In the Feb. 2 edition of the Collegian, “Hillsdale students should celebrate Black History Month”, Elizabeth Troutman claims that slavery constituted America’s “original sin.” But as every school child now knows, the first African slaves permanently arrived in America in 1619—well over 150 years before the colonies declared their independence from the British empire. Therefore, her claim is false.
Before the United States of America existed as a legal entity, a quarter million slaves had already been transported to the original colonies. The Founding Fathers did not have a choice in the matter of African slavery and a sin must be an act of the will. Therefore, slavery was not the original sin of the American regime.
It was, however, a practical political problem the Founders wished to solve.

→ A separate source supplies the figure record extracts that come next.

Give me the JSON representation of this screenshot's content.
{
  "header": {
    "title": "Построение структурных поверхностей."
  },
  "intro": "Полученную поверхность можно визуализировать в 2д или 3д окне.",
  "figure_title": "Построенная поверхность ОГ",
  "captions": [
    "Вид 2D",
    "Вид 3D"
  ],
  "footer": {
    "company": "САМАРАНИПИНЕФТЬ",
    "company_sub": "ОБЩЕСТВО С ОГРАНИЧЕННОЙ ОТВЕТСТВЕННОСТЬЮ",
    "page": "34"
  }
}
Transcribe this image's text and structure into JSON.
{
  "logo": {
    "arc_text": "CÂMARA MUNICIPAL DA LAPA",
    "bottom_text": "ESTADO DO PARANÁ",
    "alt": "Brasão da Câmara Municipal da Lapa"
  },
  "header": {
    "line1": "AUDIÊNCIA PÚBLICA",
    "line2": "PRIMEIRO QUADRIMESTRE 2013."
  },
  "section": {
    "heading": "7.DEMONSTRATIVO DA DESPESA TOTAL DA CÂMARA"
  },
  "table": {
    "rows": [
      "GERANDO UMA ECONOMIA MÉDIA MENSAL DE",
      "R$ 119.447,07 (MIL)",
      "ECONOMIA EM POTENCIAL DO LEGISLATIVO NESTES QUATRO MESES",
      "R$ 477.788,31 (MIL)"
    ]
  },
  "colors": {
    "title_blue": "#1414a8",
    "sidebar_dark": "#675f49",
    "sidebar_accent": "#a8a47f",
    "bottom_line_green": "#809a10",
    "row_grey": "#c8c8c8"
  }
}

They took efforts to curtail and ultimately eliminate the practice. The Northwest Ordinance prohibited slavery in the upper Midwest. The Constitution made provision for the complete future abolition of the slave trade and neutered the use of slaves in measuring representation in Congress. Prominent early American politicians including Thomas Jefferson, Henry Clay, and Abraham Lincoln worked to eliminate slavery by colonizing blacks elsewhere. Those efforts did achieve some measure of success.

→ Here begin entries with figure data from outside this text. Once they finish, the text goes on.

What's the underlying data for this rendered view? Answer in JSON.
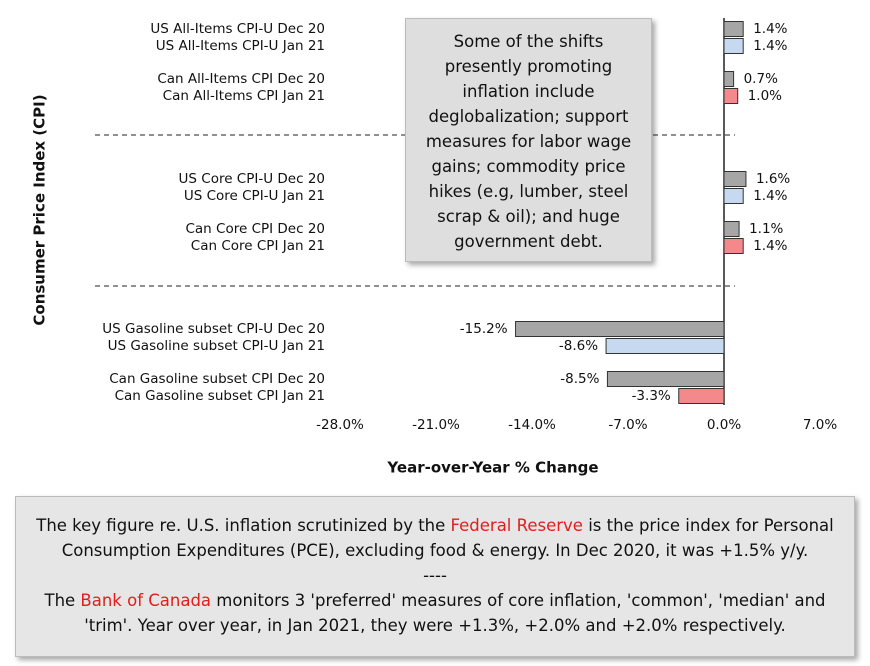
{
  "chart_data": {
    "type": "hbar",
    "categories": [
      "US All-Items CPI-U Dec 20",
      "US All-Items CPI-U Jan 21",
      "Can All-Items CPI Dec 20",
      "Can All-Items CPI Jan 21",
      "US Core CPI-U Dec 20",
      "US Core CPI-U Jan 21",
      "Can Core CPI Dec 20",
      "Can Core CPI Jan 21",
      "US Gasoline subset CPI-U Dec 20",
      "US Gasoline subset CPI-U Jan 21",
      "Can Gasoline subset CPI Dec 20",
      "Can Gasoline subset CPI Jan 21"
    ],
    "values": [
      1.4,
      1.4,
      0.7,
      1.0,
      1.6,
      1.4,
      1.1,
      1.4,
      -15.2,
      -8.6,
      -8.5,
      -3.3
    ],
    "value_labels": [
      "1.4%",
      "1.4%",
      "0.7%",
      "1.0%",
      "1.6%",
      "1.4%",
      "1.1%",
      "1.4%",
      "-15.2%",
      "-8.6%",
      "-8.5%",
      "-3.3%"
    ],
    "colors": [
      "#a6a6a6",
      "#c6d9f1",
      "#a6a6a6",
      "#f4898b",
      "#a6a6a6",
      "#c6d9f1",
      "#a6a6a6",
      "#f4898b",
      "#a6a6a6",
      "#c6d9f1",
      "#a6a6a6",
      "#f4898b"
    ],
    "xlim": [
      -28,
      7
    ],
    "xticks": [
      {
        "value": -28,
        "label": "-28.0%"
      },
      {
        "value": -21,
        "label": "-21.0%"
      },
      {
        "value": -14,
        "label": "-14.0%"
      },
      {
        "value": -7,
        "label": "-7.0%"
      },
      {
        "value": 0,
        "label": "0.0%"
      },
      {
        "value": 7,
        "label": "7.0%"
      }
    ],
    "xlabel": "Year-over-Year % Change",
    "ylabel": "Consumer Price Index (CPI)",
    "annotation": "Some of the shifts presently promoting inflation include deglobalization; support measures for labor wage gains; commodity price hikes (e.g, lumber, steel scrap & oil); and huge government debt."
  },
  "footnote": {
    "p1": [
      "The key figure re. U.S. inflation scrutinized by the ",
      "Federal Reserve",
      " is the price index for Personal Consumption Expenditures (PCE), excluding food & energy. In Dec 2020, it was +1.5% y/y."
    ],
    "separator": "----",
    "p2": [
      "The ",
      "Bank of Canada",
      " monitors 3 'preferred' measures of core inflation, 'common', 'median' and 'trim'. Year over year, in Jan 2021, they were +1.3%, +2.0% and +2.0% respectively."
    ]
  }
}
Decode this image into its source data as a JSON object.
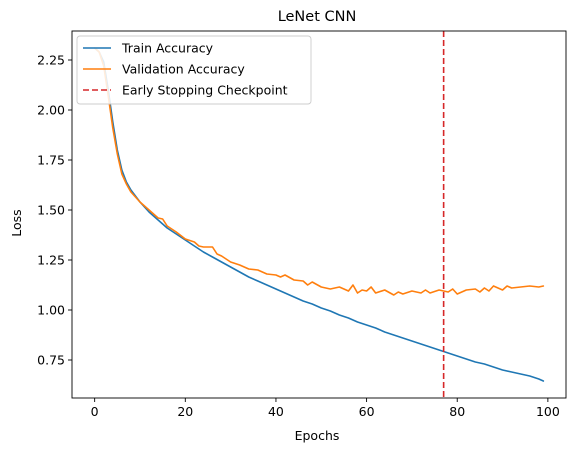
{
  "chart_data": {
    "type": "line",
    "title": "LeNet CNN",
    "xlabel": "Epochs",
    "ylabel": "Loss",
    "xlim": [
      -5,
      104
    ],
    "ylim": [
      0.56,
      2.395
    ],
    "xticks": [
      0,
      20,
      40,
      60,
      80,
      100
    ],
    "yticks": [
      0.75,
      1.0,
      1.25,
      1.5,
      1.75,
      2.0,
      2.25
    ],
    "grid": false,
    "legend_position": "top-left",
    "series": [
      {
        "name": "Train Accuracy",
        "color": "#1f77b4",
        "x": [
          0,
          1,
          2,
          3,
          4,
          5,
          6,
          7,
          8,
          9,
          10,
          12,
          14,
          16,
          18,
          20,
          22,
          24,
          26,
          28,
          30,
          32,
          34,
          36,
          38,
          40,
          42,
          44,
          46,
          48,
          50,
          52,
          54,
          56,
          58,
          60,
          62,
          64,
          66,
          68,
          70,
          72,
          74,
          76,
          78,
          80,
          82,
          84,
          86,
          88,
          90,
          92,
          94,
          96,
          98,
          99
        ],
        "y": [
          2.31,
          2.29,
          2.24,
          2.1,
          1.94,
          1.8,
          1.7,
          1.64,
          1.6,
          1.57,
          1.54,
          1.49,
          1.45,
          1.41,
          1.38,
          1.35,
          1.32,
          1.29,
          1.265,
          1.24,
          1.215,
          1.19,
          1.165,
          1.145,
          1.125,
          1.105,
          1.085,
          1.065,
          1.045,
          1.03,
          1.01,
          0.995,
          0.975,
          0.96,
          0.94,
          0.925,
          0.91,
          0.89,
          0.875,
          0.86,
          0.845,
          0.83,
          0.815,
          0.8,
          0.785,
          0.77,
          0.755,
          0.74,
          0.73,
          0.715,
          0.7,
          0.69,
          0.68,
          0.67,
          0.655,
          0.645
        ]
      },
      {
        "name": "Validation Accuracy",
        "color": "#ff7f0e",
        "x": [
          0,
          1,
          2,
          3,
          4,
          5,
          6,
          7,
          8,
          9,
          10,
          12,
          14,
          15,
          16,
          18,
          20,
          22,
          23,
          24,
          26,
          27,
          28,
          30,
          32,
          34,
          36,
          38,
          40,
          41,
          42,
          44,
          46,
          47,
          48,
          50,
          52,
          54,
          55,
          56,
          57,
          58,
          59,
          60,
          61,
          62,
          64,
          66,
          67,
          68,
          70,
          72,
          73,
          74,
          76,
          78,
          79,
          80,
          82,
          84,
          85,
          86,
          87,
          88,
          90,
          91,
          92,
          94,
          96,
          98,
          99
        ],
        "y": [
          2.31,
          2.29,
          2.22,
          2.07,
          1.91,
          1.78,
          1.68,
          1.63,
          1.59,
          1.565,
          1.54,
          1.5,
          1.46,
          1.455,
          1.42,
          1.39,
          1.355,
          1.34,
          1.32,
          1.315,
          1.315,
          1.28,
          1.27,
          1.24,
          1.225,
          1.205,
          1.2,
          1.18,
          1.175,
          1.165,
          1.175,
          1.15,
          1.145,
          1.125,
          1.14,
          1.115,
          1.105,
          1.115,
          1.105,
          1.095,
          1.125,
          1.085,
          1.1,
          1.095,
          1.115,
          1.085,
          1.1,
          1.075,
          1.09,
          1.08,
          1.095,
          1.085,
          1.1,
          1.085,
          1.1,
          1.09,
          1.105,
          1.08,
          1.1,
          1.105,
          1.09,
          1.11,
          1.095,
          1.12,
          1.1,
          1.12,
          1.11,
          1.115,
          1.12,
          1.115,
          1.12
        ]
      }
    ],
    "annotations": [
      {
        "type": "vline",
        "x": 77,
        "name": "Early Stopping Checkpoint",
        "color": "#d62728",
        "style": "dashed"
      }
    ]
  }
}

To call slavery America’s original sin is to falsey damn the whole country for the acts of a small minority. This blanket assertion leads to dangerous notions of collective guilt. At the least, the claim does not encompass a Christian understanding of sin. It does, however, reflect a fundamentally leftist view of justice.

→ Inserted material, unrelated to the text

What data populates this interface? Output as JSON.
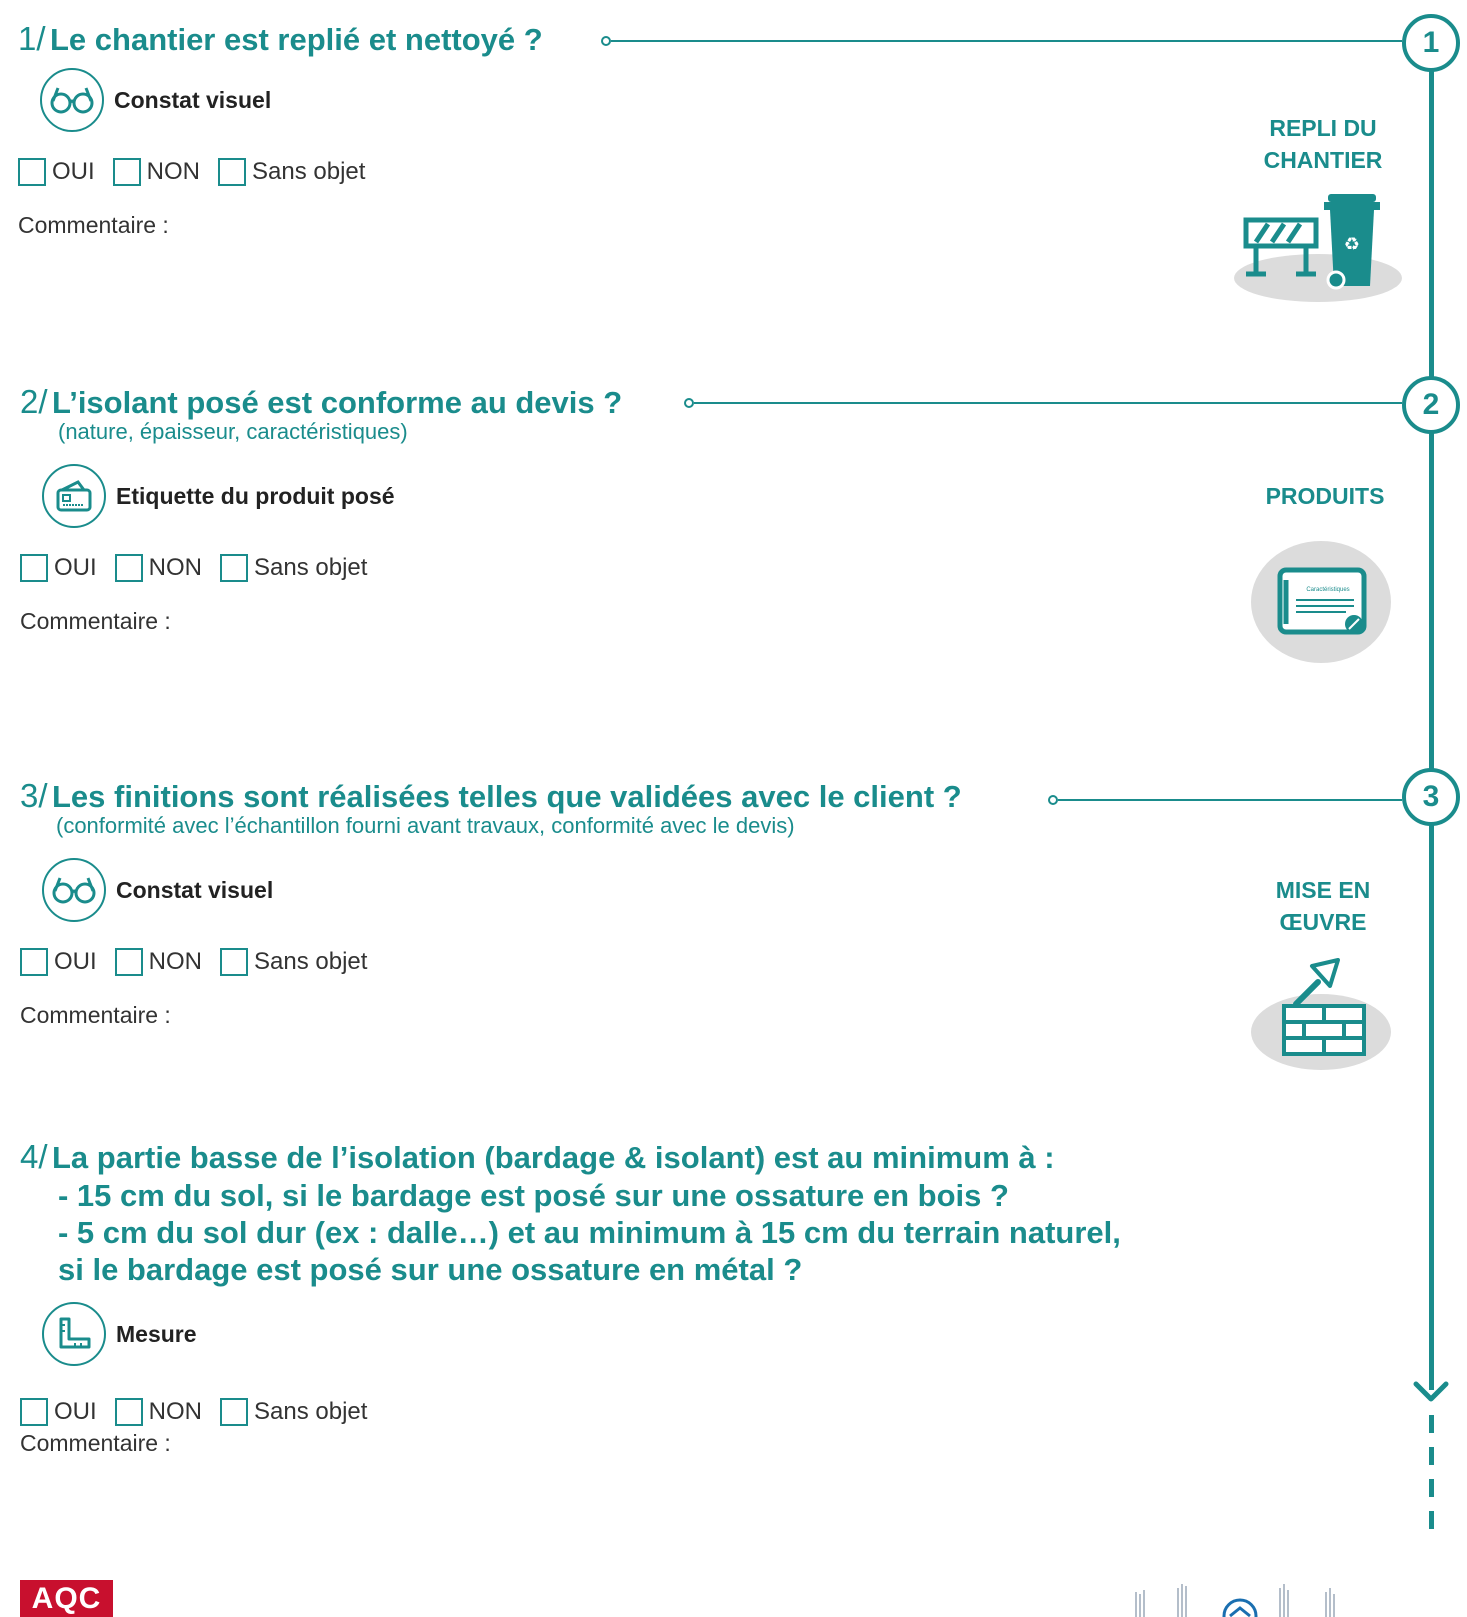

The modern American academy, following the Soviets, castigates America as a fundamentally racist, imperialist, and colonialist power. America, in this framework, can only achieve absolution by, in the words of Sen. Raphael Warnock, D-GA, repenting of the “worship of whiteness.” This is the dominant view of our time, shared by all institutions of corporate, political, and media power.
America’s real civil religion is anti-racism, decolonization, and opposition to antisemitism. Our real heroes are not Abraham Lincoln and George Washington but Barack Obama and George Floyd. ABC plays John Lennon’s “Imagine” at the New Years Eve ball drop in NYC—not the “Battle Hymn of the Republic.”
“Wokeness” has been around a lot longer than the last decade. Former President Franklin Roosevelt’s assistant secretary of the treasury, Harry Dexter White, intentionally passed classified information to Joseph Stalin’s agents. During World War II, the American government gave money and weapons to Ho Chi Minh and Stalin alike. During the Cold War, American diplomatic and economic pressure helped the Zimbabwean African National Union—Political Front take power in Zimbabwe. ZANU-PF proceeded to install Robert Mugabe, a brutal communist dictator.
In the face of the American elite’s overt favoritism for the global Left, it is little wonder then to hear conservatives parrot narratives slandering the American character. Hillsdale students, however, should aim to be better than this.
Curious to know if you believe America has ever committed sin. If so, what do you believe to be the first?